The temporal characteristics of the cAMP response can be controlled directly through the kinetics or duration of the cAMP response, or through time-dependent internalization and desensitization of activated receptors. Agonists such as treprostinil and iloprost which are full agonists in the cAMP accumulation assay may undergo a higher degree of desensitization than the partial agonist MRE-269. This could explain why there is a reversal of intrinsic activity for these ligands in the two assays. However, recent evidence from chronic cAMP studies suggests that regardless of their efficacy, all agonists will produce the same relative degree of functional desensitization [30]. In support of this, indacaterol, which elicits 80% maximal response in cAMP is as effective at inhibiting proliferation as the lower efficacy agonist salmeterol, which elicits a 40% maximal cAMP response. Interestingly, both these compounds are long-acting β2 adrenoceptor agonists, which suggests a role for signalling kinetics in mediating chronic phenotypic events. This has been demonstrated previously for the regulation of gene transcription after GPCR activation, where the kinetics or duration of second messenger responses was shown to drive transcriptional activity [31, 32].

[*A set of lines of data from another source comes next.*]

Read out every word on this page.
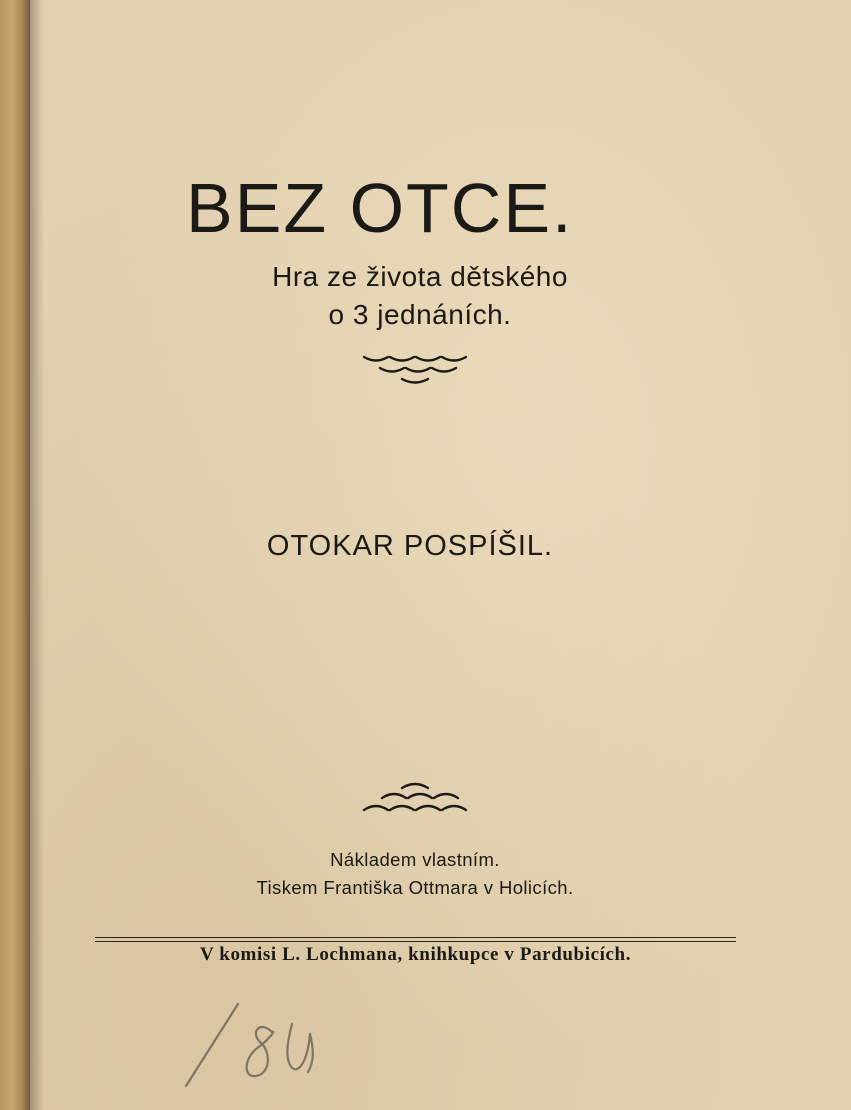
BEZ OTCE.
Hra ze života dětského
o 3 jednáních.
OTOKAR POSPÍŠIL.
Nákladem vlastním.
Tiskem Františka Ottmara v Holicích.
V komisi L. Lochmana, knihkupce v Pardubicích.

Compartmentalized cAMP signalling may also contribute to receptor/ligand-dependent downstream effects. Selective activation of specific intracellular pools of cAMP can occur through physical intracellular barriers, such as the A-kinase-anchoring proteins (AKAP) [33,34,35], or through persistent signalling of agonist-receptor complexes after internalization. This persistent signalling has been described for the Gi-coupled S1P1 receptor [36] and more recently with the β2 adrenoceptor [37]. Further studies are required to determine if the duration and location of the cAMP signalling, rather than the magnitude, is important for long-term phenotypic responses.

Conclusion

In conclusion, in these studies we have demonstrated that selected agonists at the IP, β2, EP2, EP4, and A2B receptors have the potential to inhibit pro-fibrotic processes such as fibroblast proliferation and differentiation, implying a potential for disease modifying effects in IPF. From these results it appears that although the cAMP response is important in driving the anti-fibrotic effects we have observed, there appears to be a threshold of cAMP that is required to inhibit proliferation and differentiation over which any further increases of cAMP do not drive further inhibition. For this reason, the magnitude of acute, global cAMP accumulation does not accurately predict the degree of inhibition of proliferation or differentiation suggesting additional factors, such as the spatio-temporal control of cAMP are important. Further research is required to understand this disconnect, which will aid in the discovery of novel, therapeutically beneficial treatments for IPF.